While the first three groups are defined by activation of the ASCL1 (SCLC-A), NEUROD1 (SCLC-N) and POU2F3 (SCLC-P) genes, the fourth type, SCLC-I, is notable for an inflamed gene signature with a high expression of multiple immune genes. It also includes greater levels of genes indicating the presence of CD8-positive cytotoxic T cells.

More Efficacy

“Our paper shows that the inflamed group has a distinct biology and environment and tends to be more responsive to immunotherapy,” Byers said. “Identifying the inflamed group is very important, because so far there have not been any validated biomarkers for small-cell lung cancer that predict which patients get the most benefit from immunotherapy.”

The authors suggested their study could help explain why different classes of drugs have more efficacy in specific subtypes. They found that:

  • SCLC-I was most sensitive to immune checkpoint blockade,
  • SCLC-A to BCL2 inhibitors,
  • SCLC-N to Aurora kinase inhibitors and
  • SCLC-P to PARP inhibitors.

“Immunotherapy plus chemotherapy is currently the backbone of treatment for all advanced small-cell lung cancer patients, but not all patients experience the same benefit,” added Carl Gay, MD, PhD, assistant professor of thoracic/=head and neck medical oncology and lead author of the study. “Our results provide an opportunity to think about immunotherapy approaches that are specific to the inflamed group, which has a very different microenvironment, separately from combination approaches that might activate the immune response in the other three groups.”

Identification of the four groups was aided by reviewing previously published data from 81 SCLC patients with surgically resected tumors. Most patients in that data set had atypical early-stage disease, even though SCLC is so aggressive, it’s most often diagnosed at an advanced stage.

To validate the four subtypes in late-stage disease, researchers analyzed data from 276 SCLC patients enrolled in the Phase III IMpower133 clinical trial, which established the current standard of care for advanced SCLC and represents the largest available SCLC data set to date.

“Looking at the bigger data set of what a more typical patient looks like, the four major groups came out very clearly again, including the novel inflamed group we identified,” Byers said. “We also showed that you don’t have to use the full 1,300 gene panel. We have developed immunohistochemistry tests that we’re working toward adapting for the clinic to more quickly and easily classify SCLC tumors.”

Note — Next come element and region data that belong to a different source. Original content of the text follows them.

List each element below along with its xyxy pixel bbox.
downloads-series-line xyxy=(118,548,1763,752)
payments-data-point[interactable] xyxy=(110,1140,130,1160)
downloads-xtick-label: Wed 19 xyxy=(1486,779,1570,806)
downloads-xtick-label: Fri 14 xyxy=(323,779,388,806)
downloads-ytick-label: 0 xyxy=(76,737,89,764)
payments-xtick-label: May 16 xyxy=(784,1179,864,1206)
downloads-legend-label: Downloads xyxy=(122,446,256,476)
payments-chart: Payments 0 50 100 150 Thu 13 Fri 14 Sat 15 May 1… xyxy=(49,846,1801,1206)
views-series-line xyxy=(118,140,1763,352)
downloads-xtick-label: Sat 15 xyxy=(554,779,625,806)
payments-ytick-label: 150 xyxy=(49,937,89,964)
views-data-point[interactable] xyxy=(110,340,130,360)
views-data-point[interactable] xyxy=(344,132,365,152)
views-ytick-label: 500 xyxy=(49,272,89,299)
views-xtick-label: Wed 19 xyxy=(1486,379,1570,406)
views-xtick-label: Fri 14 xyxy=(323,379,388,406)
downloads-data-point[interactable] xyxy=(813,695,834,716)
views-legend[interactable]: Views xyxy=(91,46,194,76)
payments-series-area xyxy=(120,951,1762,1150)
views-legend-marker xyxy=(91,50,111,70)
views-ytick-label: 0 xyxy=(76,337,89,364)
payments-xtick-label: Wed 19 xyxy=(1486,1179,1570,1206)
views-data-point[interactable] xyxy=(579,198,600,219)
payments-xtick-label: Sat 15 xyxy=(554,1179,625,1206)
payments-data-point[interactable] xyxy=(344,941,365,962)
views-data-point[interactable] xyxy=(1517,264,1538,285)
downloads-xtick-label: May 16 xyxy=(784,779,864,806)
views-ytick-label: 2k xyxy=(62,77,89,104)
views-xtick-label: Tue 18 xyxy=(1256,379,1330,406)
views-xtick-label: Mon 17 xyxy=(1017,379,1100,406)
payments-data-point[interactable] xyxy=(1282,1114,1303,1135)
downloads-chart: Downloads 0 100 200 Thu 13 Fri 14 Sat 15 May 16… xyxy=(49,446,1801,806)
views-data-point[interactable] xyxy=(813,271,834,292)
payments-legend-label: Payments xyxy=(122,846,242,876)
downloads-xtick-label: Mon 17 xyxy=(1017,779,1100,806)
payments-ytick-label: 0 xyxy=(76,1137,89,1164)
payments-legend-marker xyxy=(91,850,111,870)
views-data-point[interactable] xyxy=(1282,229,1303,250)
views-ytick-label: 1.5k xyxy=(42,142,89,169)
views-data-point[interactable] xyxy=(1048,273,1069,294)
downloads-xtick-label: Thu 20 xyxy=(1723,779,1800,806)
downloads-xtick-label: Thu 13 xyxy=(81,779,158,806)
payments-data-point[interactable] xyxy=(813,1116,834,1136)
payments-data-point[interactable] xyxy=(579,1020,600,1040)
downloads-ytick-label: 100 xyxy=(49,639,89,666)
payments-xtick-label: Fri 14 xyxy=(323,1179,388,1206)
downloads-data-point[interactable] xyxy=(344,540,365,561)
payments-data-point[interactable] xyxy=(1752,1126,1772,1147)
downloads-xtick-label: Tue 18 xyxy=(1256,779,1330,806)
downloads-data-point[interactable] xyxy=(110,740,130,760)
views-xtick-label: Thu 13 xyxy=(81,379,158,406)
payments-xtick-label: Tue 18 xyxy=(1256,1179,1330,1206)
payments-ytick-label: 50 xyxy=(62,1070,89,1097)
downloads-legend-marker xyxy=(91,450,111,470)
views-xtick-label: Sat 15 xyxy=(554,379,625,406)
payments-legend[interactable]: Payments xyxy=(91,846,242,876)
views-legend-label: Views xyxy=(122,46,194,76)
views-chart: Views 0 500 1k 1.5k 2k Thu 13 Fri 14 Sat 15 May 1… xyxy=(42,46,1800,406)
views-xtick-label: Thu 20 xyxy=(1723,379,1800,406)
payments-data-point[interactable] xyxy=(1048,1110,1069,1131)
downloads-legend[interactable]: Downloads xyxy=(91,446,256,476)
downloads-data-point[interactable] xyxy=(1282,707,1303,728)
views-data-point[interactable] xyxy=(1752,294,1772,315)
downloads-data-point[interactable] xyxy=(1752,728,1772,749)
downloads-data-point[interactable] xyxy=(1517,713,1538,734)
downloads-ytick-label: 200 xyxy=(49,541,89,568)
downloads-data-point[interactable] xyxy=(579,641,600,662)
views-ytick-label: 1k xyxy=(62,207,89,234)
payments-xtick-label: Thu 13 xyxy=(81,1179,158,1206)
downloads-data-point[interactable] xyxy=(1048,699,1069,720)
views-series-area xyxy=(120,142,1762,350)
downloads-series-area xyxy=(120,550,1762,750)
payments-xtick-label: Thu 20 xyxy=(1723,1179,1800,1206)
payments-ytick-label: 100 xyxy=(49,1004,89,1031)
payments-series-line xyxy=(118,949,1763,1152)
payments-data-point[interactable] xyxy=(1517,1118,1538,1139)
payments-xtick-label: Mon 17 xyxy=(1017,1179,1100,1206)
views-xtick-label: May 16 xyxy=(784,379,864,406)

The research also came up with some possible solutions for dealing with acquired resistance to treatment. In an effort to find out if “subtype switching” could be causing resistance, the study authors employed single-cell RNA sequencing to evaluate tumor evolution in a series of patient-derived SCLC models. The study signaled that SCLC-A tends to switch to SCLC-I after being treated with chemotherapy, which could contribute to treatment resistance.

The ultimate goal, according to the authors, is to make SCLC treatment more personalized and effective.

“Now we can develop more effective strategies for each group in clinical trials, taking into account that they each have different biology and optimal drug targets,” Byers said. “As a field, small-cell lung cancer is about 15 years behind non-small cell lung cancer’s renaissance of biomarkers and personalized therapies. This represents a huge step in understanding which drugs work best for which patients and gives us a path forward for personalized approaches for small-cell lung cancer.”

 

  1. Gay CM, Stewart CA, Park EM, Diao L, et. al. Patterns of transcription factor programs and immune pathway activation define four major subtypes of SCLC with distinct therapeutic vulnerabilities. Cancer Cell. 2021 Mar 8;39(3):346-360.e7. doi: 10.1016/j.ccell.2020.12.014. Epub 2021 Jan 21.